Scalable Approximate Butterfly and Bi-triangle Counting for Large Bipartite Networks

This repository implements one-sided weighted local sampling method that first proposed in our paper, as well as other existing approximate sampling methods for comparison. As a summary, we implement the following method:

  • approximate butterfly counting
  • approximate bi-triangle counting
    • vertex sampling
    • edge sampling
    • wedge sampling
    • *one-sided triple sampling
    • *weighted one-sided triple sampling

*methods proposed in our paper

Compile

make

File Description

  • app.cpp: Program entrance and argument parsing.
  • bi_graph.*: Reading and processing of bipartite graphs, including local sampling methods.
  • exact_alg.*: Implementation of exact algorithms for butterfly counting and bi-triangle counting.
  • tracker.*: Tracking sampling algorithms, recording the time required for each number of samples and the corresponding error rate.
  • gt_manager.*: Managing ground truth.
  • util.*: Utility functions.
  • def.h: Definition of constants and type aliases, etc.

Parameters

  • -alias [STRING]: Dataset alias
    • The program will read the graph from DATASET_ROOT/out.<alias>
    • DATASET_ROOT is defined in def.h, please motify it before compiling
  • -me [bfc|btc]: Patterns that require quantity counting
    • -me bfc for butterfly counting
    • -me btc for bi-triangle counting
  • -alg [1~5]: Number of the algorithm used
    • -alg 1 for vertex sampling
    • -alg 2 for (fast) edge sampling
    • -alg 3 for wedge sampling
    • -alg 4 for pair/triple sampling for butterfly counting/bi-triangle counting respectively
    • -alg 5 for weighted pair/triple sampling for butterfly counting/bi-triangle counting respectively
  • -rnd [INT]: Number of running rounds (each round runs independently)
  • -side [l|r|b]: Sampling mode, not valid for (fast) edge sampling
    • l means sampling from the left side
    • r means sampling from the right side
    • b means sampling from both sides

Input & Output

The graph must be stored in DATASET_ROOT/out.<alias> in the edge list format and DATASET_ROOT is defined in def.h.
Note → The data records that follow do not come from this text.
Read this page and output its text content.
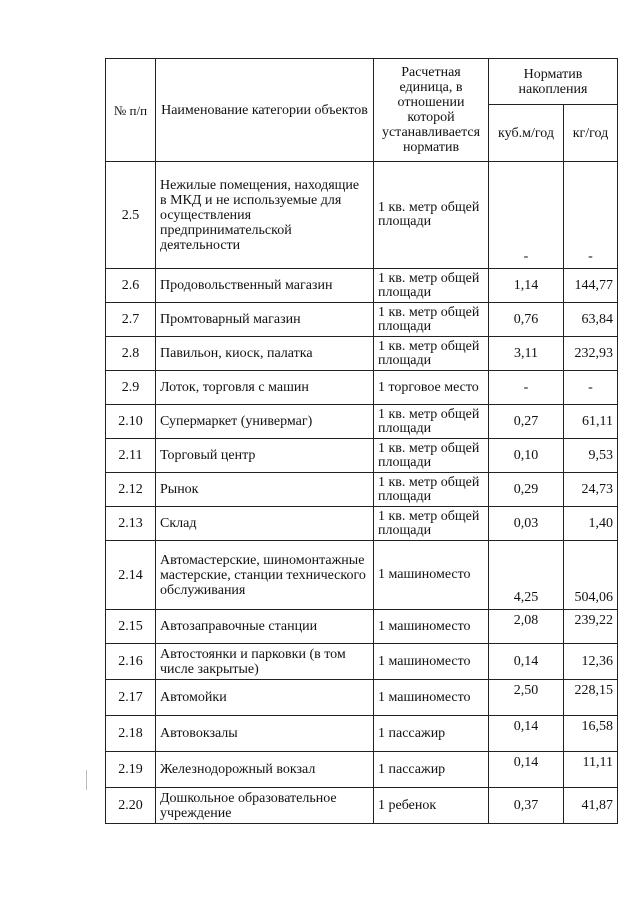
№ п/п	Наименование категории объектов	Расчетная единица, в отношении которой устанавливается норматив	Норматив накопления	
			куб.м/год	кг/год
2.5	Нежилые помещения, находящие в МКД и не используемые для осуществления предпринимательской деятельности	1 кв. метр общей площади	-	-
2.6	Продовольственный магазин	1 кв. метр общей площади	1,14	144,77
2.7	Промтоварный магазин	1 кв. метр общей площади	0,76	63,84
2.8	Павильон, киоск, палатка	1 кв. метр общей площади	3,11	232,93
2.9	Лоток, торговля с машин	1 торговое место	-	-
2.10	Супермаркет (универмаг)	1 кв. метр общей площади	0,27	61,11
2.11	Торговый центр	1 кв. метр общей площади	0,10	9,53
2.12	Рынок	1 кв. метр общей площади	0,29	24,73
2.13	Склад	1 кв. метр общей площади	0,03	1,40
2.14	Автомастерские, шиномонтажные мастерские, станции технического обслуживания	1 машиноместо	4,25	504,06
2.15	Автозаправочные станции	1 машиноместо	2,08	239,22
2.16	Автостоянки и парковки (в том числе закрытые)	1 машиноместо	0,14	12,36
2.17	Автомойки	1 машиноместо	2,50	228,15
2.18	Автовокзалы	1 пассажир	0,14	16,58
2.19	Железнодорожный вокзал	1 пассажир	0,14	11,11
2.20	Дошкольное образовательное учреждение	1 ребенок	0,37	41,87
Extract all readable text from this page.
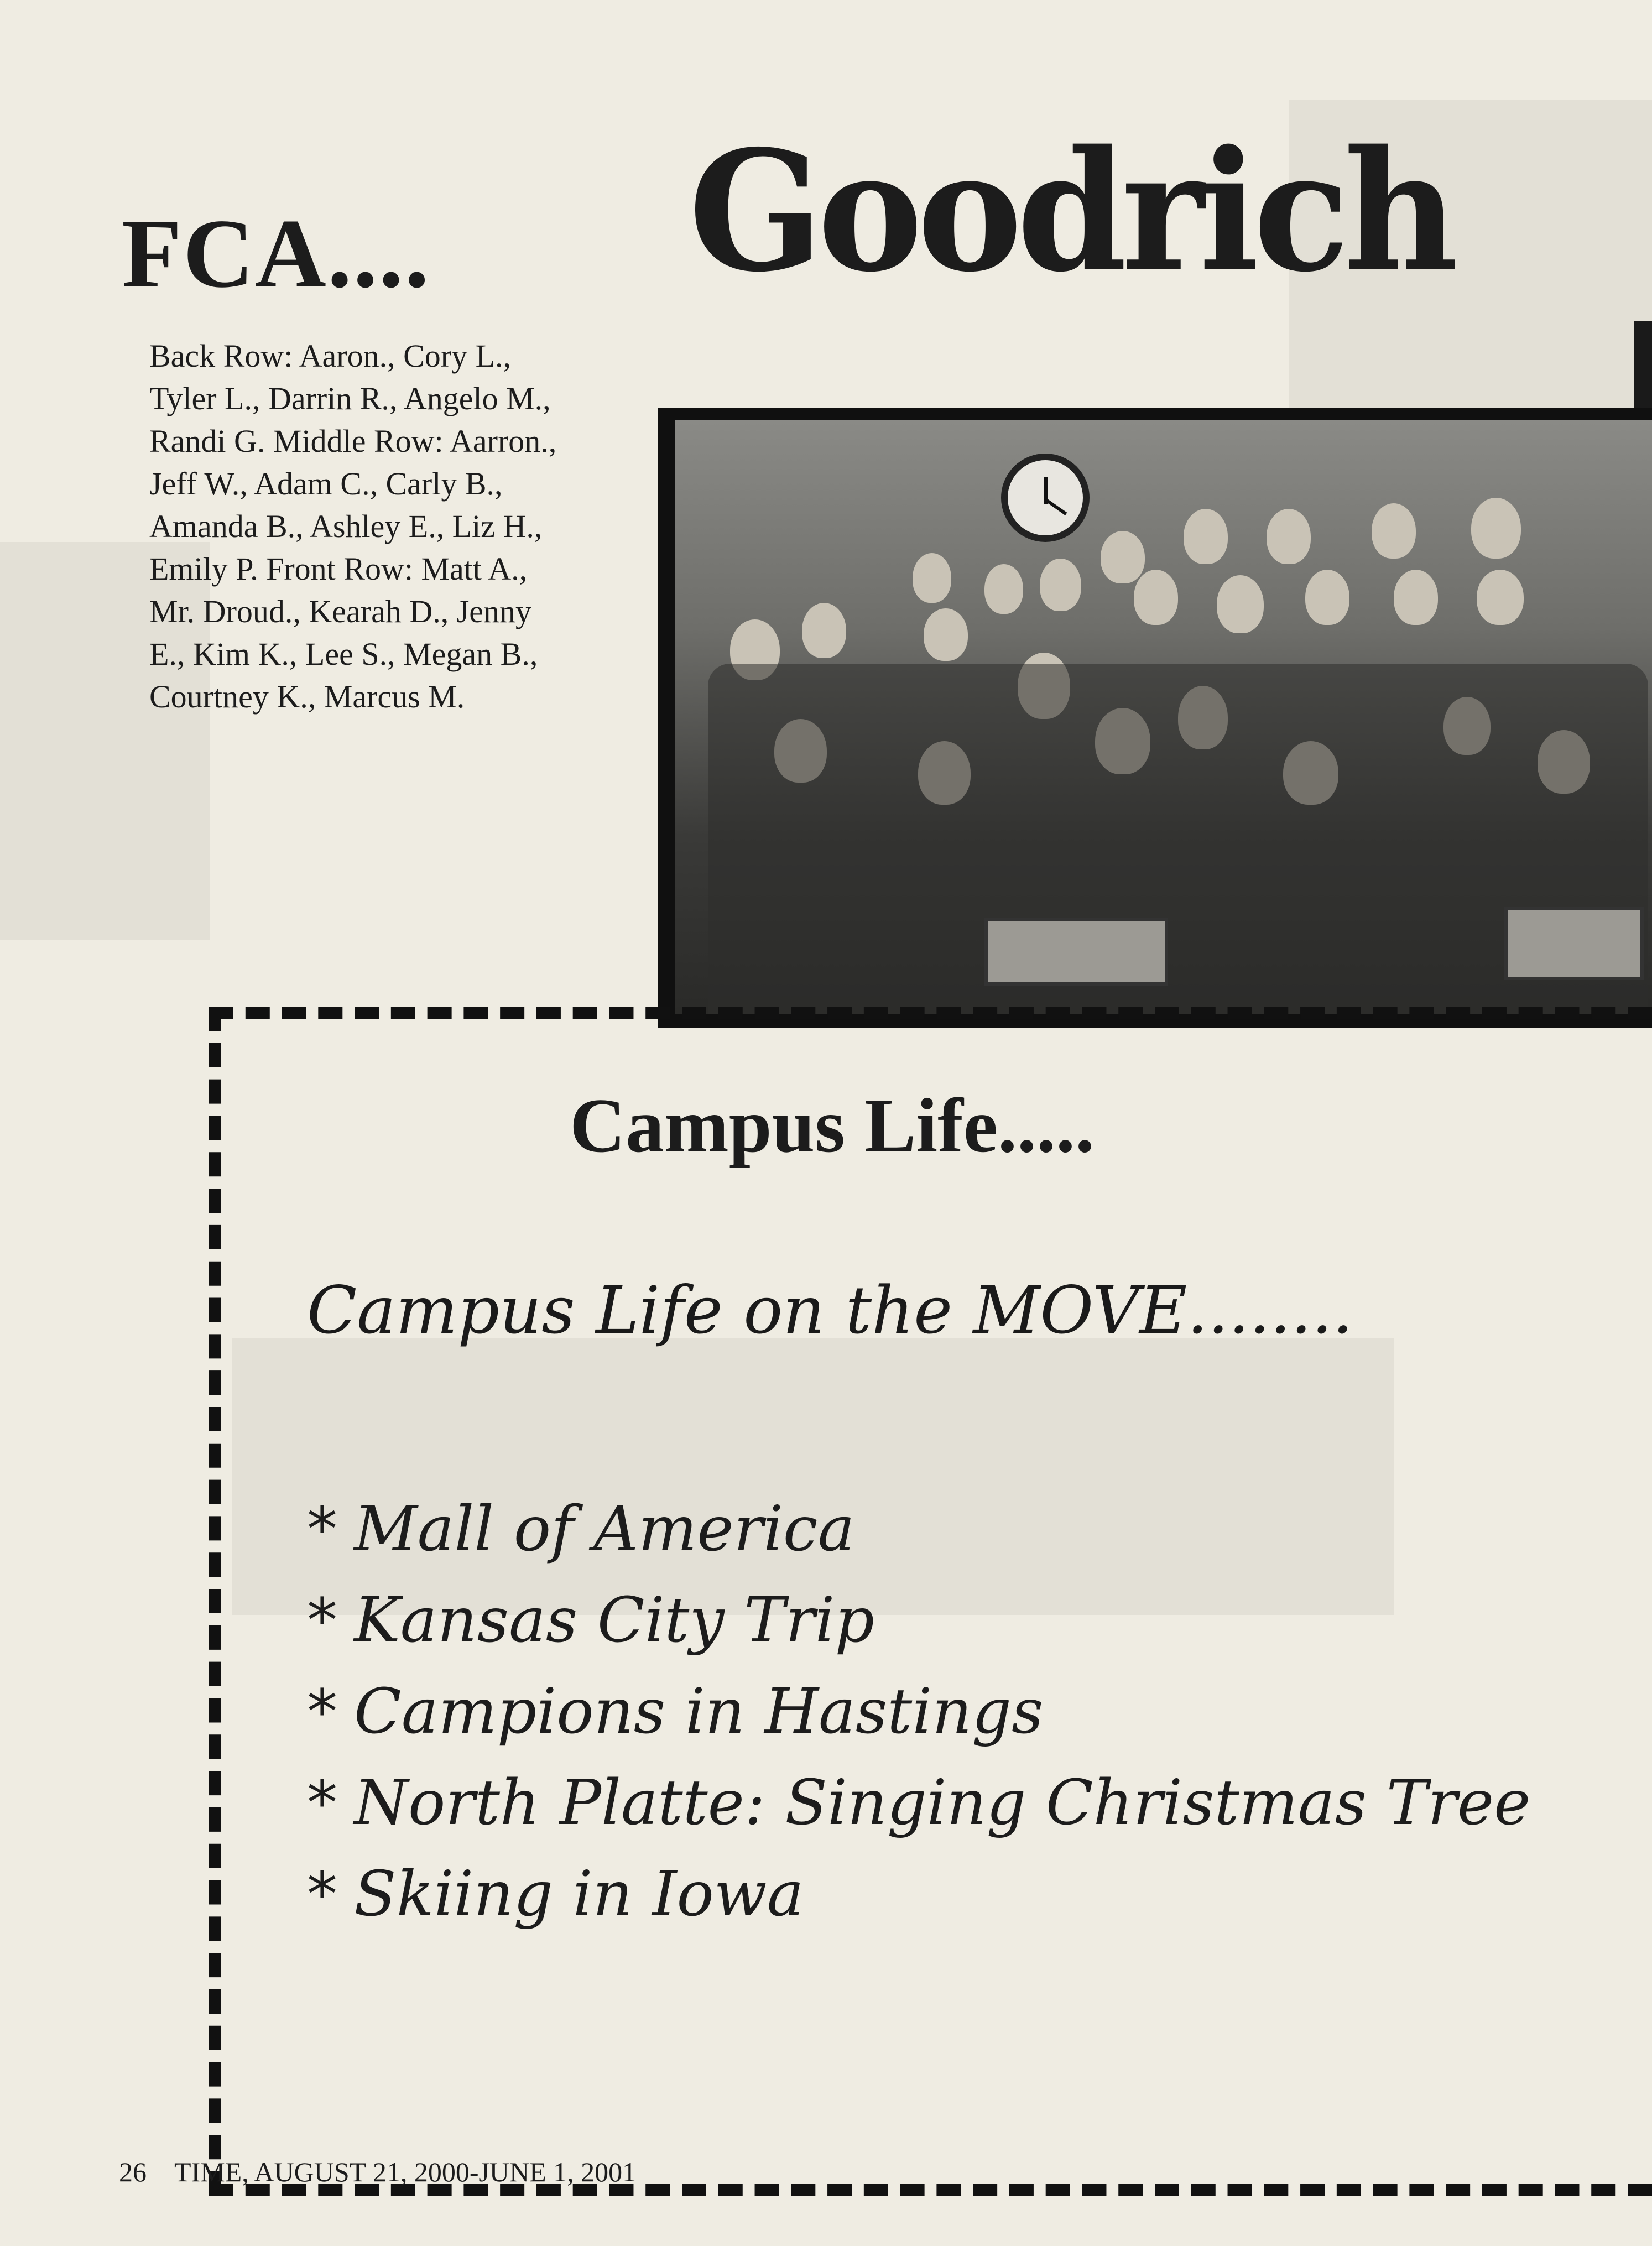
FCA.... Goodrich
Back Row: Aaron., Cory L.,
Tyler L., Darrin R., Angelo M.,
Randi G. Middle Row: Aarron.,
Jeff W., Adam C., Carly B.,
Amanda B., Ashley E., Liz H.,
Emily P. Front Row: Matt A.,
Mr. Droud., Kearah D., Jenny
E., Kim K., Lee S., Megan B.,
Courtney K., Marcus M.
Campus Life.....
Campus Life on the MOVE........
* Mall of America
* Kansas City Trip
* Campions in Hastings
* North Platte: Singing Christmas Tree
* Skiing in Iowa
26 TIME, AUGUST 21, 2000-JUNE 1, 2001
The vertices on both sides are numbered independently. For example:

1 1
1 2
1 3
2 3

The result will be outputed to RESULT_ROOT/<me>_<alg_name>.<alias><rnd>[_<side>], and RESULT_ROOT is defined in def.h. The output is four columns of data: time, number of samples, error, and estimate. To get error, the ground truth needs to be prepared in advance in GT_ROOT/gt.<alias>, and GT_ROOT is defined in def.h. The file gt.<alias> is three columns of data: name, value and time (optional).

For example, if we want to get error directly when testing the approximation algorithm for butterfly counting on the dataset orkut, we need to add a line bfc 22131701213295 340.95 to the file GT_ROOT/gt.orkut.